End-to-End Race Driving with Deep Reinforcement Learning (1807.02371v2)

Published 6 Jul 2018 in cs.CV and cs.RO

Abstract: We present research using the latest reinforcement learning algorithm for end-to-end driving without any mediated perception (object recognition, scene understanding). The newly proposed reward and learning strategies lead together to faster convergence and more robust driving using only RGB image from a forward facing camera. An Asynchronous Actor Critic (A3C) framework is used to learn the car control in a physically and graphically realistic rally game, with the agents evolving simultaneously on tracks with a variety of road structures (turns, hills), graphics (seasons, location) and physics (road adherence). A thorough evaluation is conducted and generalization is proven on unseen tracks and using legal speed limits. Open loop tests on real sequences of images show some domain adaption capability of our method.

Citations (164)

View on Semantic Scholar

Summary

The paper presents an end-to-end deep reinforcement learning model using A3C for race car control directly from visual input in simulation.
The model achieves robust driving at an average speed of 73 km/h in simulation, showing effective handling and promising generalization to unseen tracks.
The end-to-end approach demonstrates potential for advancing autonomous navigation in complex scenarios and bridging simulated training with real-world applications.

End-to-End Race Driving with Deep Reinforcement Learning: An Overview

The paper "End-to-End Race Driving with Deep Reinforcement Learning" presents an advancement in the field of autonomous driving by introducing an end-to-end model that uses deep reinforcement learning (DRL) to control a racing car in a simulated environment. This research focuses on utilizing the Asynchronous Actor Critic (A3C) framework to learn car control directly from RGB image inputs, without the need for intermediate perceptual tasks like scene understanding or object recognition. The work is tested within the World Rally Championship 6 (WRC6) racing game, which provides a complex environment with varying road structures and physical conditions.

Methodology

The proposed method diverges from traditional perception-planning-control paradigms, opting to train a convolutional neural network (CNN) combined with a recurrent neural network (RNN) in an end-to-end manner. The algorithm employs reinforcement learning strategies to optimize control policies based on a reward mechanism. This reward is designed to encourage fast and efficient driving while penalizing deviation from the road center and angle misalignment between the car and road.

Key components of the approach include:

Control Strategy: The model outputs a set of 32 discrete control commands covering lateral (steering) and longitudinal (acceleration/braking) actions. Notably, this includes the use of handbrakes to enable drift maneuvers.
Reward Shaping: The reward function significantly impacts learning efficiency and driving behavior. The paper evaluates multiple reward strategies, demonstrating that incorporating distance from the road center enhances the system's learning efficiency and reduces collisions.
Agent Initialization: To better mimic real-world driving scenarios and enhance generalization, the agents are initialized at random checkpoints throughout the training tracks, rather than always at the start, fostering exploration and reducing overfitting.

Results and Discussion

The paper details rigorous evaluation carried out on multiple training tracks with varying conditions. It reveals that the proposed model exhibits robust driving capabilities, achieving an average speed of 73 km/h while effectively negotiating turns and bends with a reduced crash rate. While faster exploration and learning were facilitated by the asynchronous learning framework, the agents showed reduced performance at high-speed racing on challenging tracks such as those with snowy conditions due to the increased complexity in slip dynamics.

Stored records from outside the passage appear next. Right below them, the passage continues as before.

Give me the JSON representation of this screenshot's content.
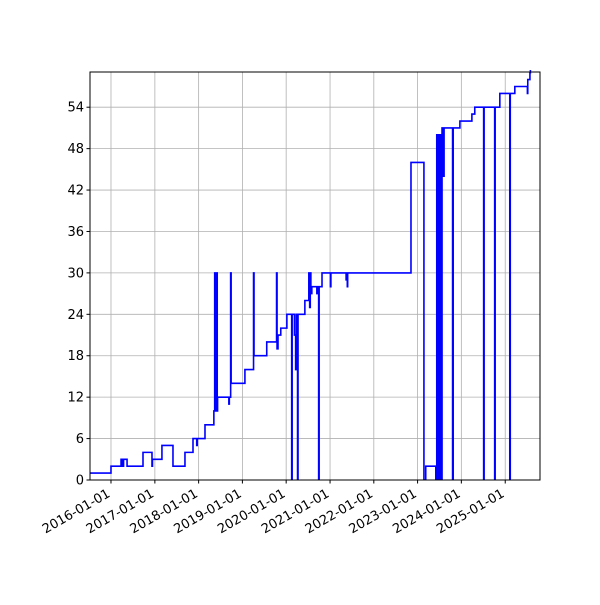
{
  "chart_data": {
    "type": "line",
    "step": "post",
    "title": "",
    "xlabel": "",
    "ylabel": "",
    "xlim": [
      "2015-07-10",
      "2025-10-18"
    ],
    "ylim": [
      0,
      59.1
    ],
    "grid": true,
    "line_color": "#0000ff",
    "x_ticks": [
      "2016-01-01",
      "2017-01-01",
      "2018-01-01",
      "2019-01-01",
      "2020-01-01",
      "2021-01-01",
      "2022-01-01",
      "2023-01-01",
      "2024-01-01",
      "2025-01-01"
    ],
    "y_ticks": [
      0,
      6,
      12,
      18,
      24,
      30,
      36,
      42,
      48,
      54
    ],
    "series": [
      {
        "points": [
          [
            "2015-07-01",
            1
          ],
          [
            "2016-01-01",
            2
          ],
          [
            "2016-03-25",
            3
          ],
          [
            "2016-04-05",
            2
          ],
          [
            "2016-04-15",
            3
          ],
          [
            "2016-05-14",
            2
          ],
          [
            "2016-09-24",
            4
          ],
          [
            "2016-12-08",
            2
          ],
          [
            "2016-12-12",
            3
          ],
          [
            "2017-03-01",
            5
          ],
          [
            "2017-06-01",
            2
          ],
          [
            "2017-09-09",
            4
          ],
          [
            "2017-11-15",
            6
          ],
          [
            "2017-12-16",
            5
          ],
          [
            "2017-12-20",
            6
          ],
          [
            "2018-02-23",
            8
          ],
          [
            "2018-05-08",
            10
          ],
          [
            "2018-05-15",
            30
          ],
          [
            "2018-05-18",
            10
          ],
          [
            "2018-05-21",
            30
          ],
          [
            "2018-05-24",
            11
          ],
          [
            "2018-05-27",
            30
          ],
          [
            "2018-05-30",
            10
          ],
          [
            "2018-06-02",
            30
          ],
          [
            "2018-06-05",
            10
          ],
          [
            "2018-06-08",
            12
          ],
          [
            "2018-09-10",
            11
          ],
          [
            "2018-09-14",
            12
          ],
          [
            "2018-09-25",
            30
          ],
          [
            "2018-09-29",
            14
          ],
          [
            "2019-01-22",
            16
          ],
          [
            "2019-04-04",
            30
          ],
          [
            "2019-04-08",
            18
          ],
          [
            "2019-07-23",
            20
          ],
          [
            "2019-10-13",
            30
          ],
          [
            "2019-10-17",
            19
          ],
          [
            "2019-10-25",
            21
          ],
          [
            "2019-11-17",
            22
          ],
          [
            "2020-01-07",
            24
          ],
          [
            "2020-02-16",
            0
          ],
          [
            "2020-02-20",
            24
          ],
          [
            "2020-03-10",
            21
          ],
          [
            "2020-03-20",
            16
          ],
          [
            "2020-03-25",
            24
          ],
          [
            "2020-04-05",
            0
          ],
          [
            "2020-04-09",
            24
          ],
          [
            "2020-06-05",
            26
          ],
          [
            "2020-07-08",
            30
          ],
          [
            "2020-07-15",
            25
          ],
          [
            "2020-07-20",
            30
          ],
          [
            "2020-07-25",
            27
          ],
          [
            "2020-08-02",
            28
          ],
          [
            "2020-09-13",
            27
          ],
          [
            "2020-09-18",
            28
          ],
          [
            "2020-09-28",
            0
          ],
          [
            "2020-10-02",
            28
          ],
          [
            "2020-10-26",
            30
          ],
          [
            "2021-01-04",
            28
          ],
          [
            "2021-01-08",
            30
          ],
          [
            "2021-05-15",
            29
          ],
          [
            "2021-05-25",
            28
          ],
          [
            "2021-05-28",
            30
          ],
          [
            "2022-11-07",
            46
          ],
          [
            "2023-02-23",
            0
          ],
          [
            "2023-03-10",
            2
          ],
          [
            "2023-06-02",
            0
          ],
          [
            "2023-06-10",
            50
          ],
          [
            "2023-06-15",
            0
          ],
          [
            "2023-06-20",
            50
          ],
          [
            "2023-06-25",
            0
          ],
          [
            "2023-07-01",
            50
          ],
          [
            "2023-07-06",
            0
          ],
          [
            "2023-07-12",
            50
          ],
          [
            "2023-07-18",
            0
          ],
          [
            "2023-07-24",
            51
          ],
          [
            "2023-08-05",
            44
          ],
          [
            "2023-08-10",
            51
          ],
          [
            "2023-10-20",
            0
          ],
          [
            "2023-10-25",
            51
          ],
          [
            "2023-12-20",
            52
          ],
          [
            "2024-03-29",
            53
          ],
          [
            "2024-04-22",
            54
          ],
          [
            "2024-07-05",
            0
          ],
          [
            "2024-07-09",
            54
          ],
          [
            "2024-10-05",
            0
          ],
          [
            "2024-10-09",
            54
          ],
          [
            "2024-11-17",
            56
          ],
          [
            "2025-02-08",
            0
          ],
          [
            "2025-02-12",
            56
          ],
          [
            "2025-03-22",
            57
          ],
          [
            "2025-07-05",
            56
          ],
          [
            "2025-07-08",
            58
          ],
          [
            "2025-07-26",
            59
          ],
          [
            "2025-07-30",
            60
          ]
        ]
      }
    ]
  }
}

Interestingly, the research also demonstrates promising generalization capabilities on unseen tracks and real video inputs, suggesting that models trained in simulated environments can potentially adapt to real-world conditions. Although the trained model optimized for racing does not necessarily conform to real-world driving limitations like speed limits, tests showed improved performance when constraining speeds as per road curvature and infrastructure norms.

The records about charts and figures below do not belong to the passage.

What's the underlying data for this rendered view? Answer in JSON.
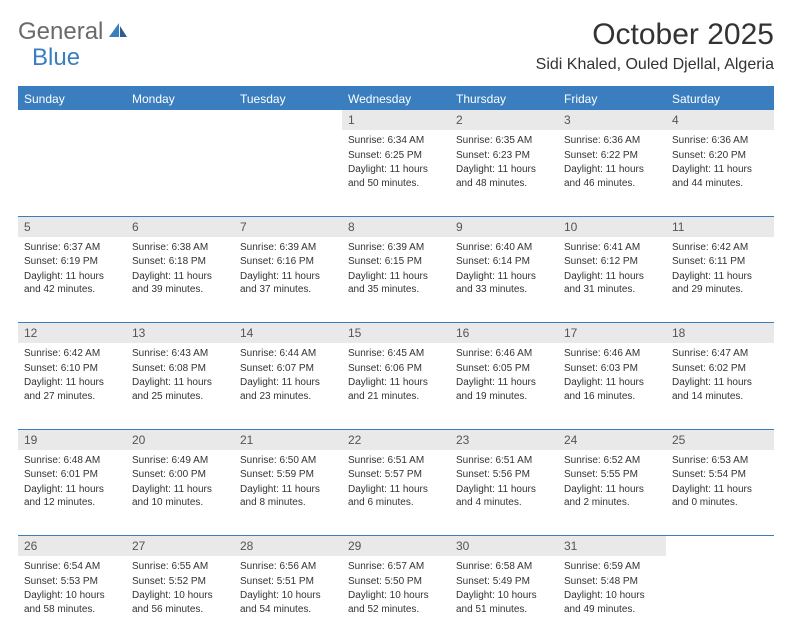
{
  "logo": {
    "text1": "General",
    "text2": "Blue"
  },
  "title": "October 2025",
  "location": "Sidi Khaled, Ouled Djellal, Algeria",
  "colors": {
    "header_bg": "#3a7ebf",
    "daynum_bg": "#e9e9e9",
    "text": "#333333"
  },
  "weekday_labels": [
    "Sunday",
    "Monday",
    "Tuesday",
    "Wednesday",
    "Thursday",
    "Friday",
    "Saturday"
  ],
  "weeks": [
    [
      null,
      null,
      null,
      {
        "n": "1",
        "sr": "6:34 AM",
        "ss": "6:25 PM",
        "dl": "11 hours and 50 minutes."
      },
      {
        "n": "2",
        "sr": "6:35 AM",
        "ss": "6:23 PM",
        "dl": "11 hours and 48 minutes."
      },
      {
        "n": "3",
        "sr": "6:36 AM",
        "ss": "6:22 PM",
        "dl": "11 hours and 46 minutes."
      },
      {
        "n": "4",
        "sr": "6:36 AM",
        "ss": "6:20 PM",
        "dl": "11 hours and 44 minutes."
      }
    ],
    [
      {
        "n": "5",
        "sr": "6:37 AM",
        "ss": "6:19 PM",
        "dl": "11 hours and 42 minutes."
      },
      {
        "n": "6",
        "sr": "6:38 AM",
        "ss": "6:18 PM",
        "dl": "11 hours and 39 minutes."
      },
      {
        "n": "7",
        "sr": "6:39 AM",
        "ss": "6:16 PM",
        "dl": "11 hours and 37 minutes."
      },
      {
        "n": "8",
        "sr": "6:39 AM",
        "ss": "6:15 PM",
        "dl": "11 hours and 35 minutes."
      },
      {
        "n": "9",
        "sr": "6:40 AM",
        "ss": "6:14 PM",
        "dl": "11 hours and 33 minutes."
      },
      {
        "n": "10",
        "sr": "6:41 AM",
        "ss": "6:12 PM",
        "dl": "11 hours and 31 minutes."
      },
      {
        "n": "11",
        "sr": "6:42 AM",
        "ss": "6:11 PM",
        "dl": "11 hours and 29 minutes."
      }
    ],
    [
      {
        "n": "12",
        "sr": "6:42 AM",
        "ss": "6:10 PM",
        "dl": "11 hours and 27 minutes."
      },
      {
        "n": "13",
        "sr": "6:43 AM",
        "ss": "6:08 PM",
        "dl": "11 hours and 25 minutes."
      },
      {
        "n": "14",
        "sr": "6:44 AM",
        "ss": "6:07 PM",
        "dl": "11 hours and 23 minutes."
      },
      {
        "n": "15",
        "sr": "6:45 AM",
        "ss": "6:06 PM",
        "dl": "11 hours and 21 minutes."
      },
      {
        "n": "16",
        "sr": "6:46 AM",
        "ss": "6:05 PM",
        "dl": "11 hours and 19 minutes."
      },
      {
        "n": "17",
        "sr": "6:46 AM",
        "ss": "6:03 PM",
        "dl": "11 hours and 16 minutes."
      },
      {
        "n": "18",
        "sr": "6:47 AM",
        "ss": "6:02 PM",
        "dl": "11 hours and 14 minutes."
      }
    ],
    [
      {
        "n": "19",
        "sr": "6:48 AM",
        "ss": "6:01 PM",
        "dl": "11 hours and 12 minutes."
      },
      {
        "n": "20",
        "sr": "6:49 AM",
        "ss": "6:00 PM",
        "dl": "11 hours and 10 minutes."
      },
      {
        "n": "21",
        "sr": "6:50 AM",
        "ss": "5:59 PM",
        "dl": "11 hours and 8 minutes."
      },
      {
        "n": "22",
        "sr": "6:51 AM",
        "ss": "5:57 PM",
        "dl": "11 hours and 6 minutes."
      },
      {
        "n": "23",
        "sr": "6:51 AM",
        "ss": "5:56 PM",
        "dl": "11 hours and 4 minutes."
      },
      {
        "n": "24",
        "sr": "6:52 AM",
        "ss": "5:55 PM",
        "dl": "11 hours and 2 minutes."
      },
      {
        "n": "25",
        "sr": "6:53 AM",
        "ss": "5:54 PM",
        "dl": "11 hours and 0 minutes."
      }
    ],
    [
      {
        "n": "26",
        "sr": "6:54 AM",
        "ss": "5:53 PM",
        "dl": "10 hours and 58 minutes."
      },
      {
        "n": "27",
        "sr": "6:55 AM",
        "ss": "5:52 PM",
        "dl": "10 hours and 56 minutes."
      },
      {
        "n": "28",
        "sr": "6:56 AM",
        "ss": "5:51 PM",
        "dl": "10 hours and 54 minutes."
      },
      {
        "n": "29",
        "sr": "6:57 AM",
        "ss": "5:50 PM",
        "dl": "10 hours and 52 minutes."
      },
      {
        "n": "30",
        "sr": "6:58 AM",
        "ss": "5:49 PM",
        "dl": "10 hours and 51 minutes."
      },
      {
        "n": "31",
        "sr": "6:59 AM",
        "ss": "5:48 PM",
        "dl": "10 hours and 49 minutes."
      },
      null
    ]
  ],
  "labels": {
    "sunrise": "Sunrise:",
    "sunset": "Sunset:",
    "daylight": "Daylight:"
  }
}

Implications and Future Directions

The implications of this paper are notable for both gaming AI and potentially broader autonomous vehicular control systems. By advancing end-to-end control architectures, the paper contributes to a foundational understanding that may accelerate development in areas requiring autonomous navigation in complex scenarios.

Future research may explore refining reward functions to balance speed with safety further and investigate hybrid models combining end-to-end learning with modular perception-based systems. Additionally, expanding training into more diversified environments with real-time adjustments and maintaining safety protocols will be vital for real-world applications. As end-to-end models mature, the blending of simulated training with real-world data collection could enhance transfer learning effectiveness, bridging the gap to practical AI deployment in autonomous systems.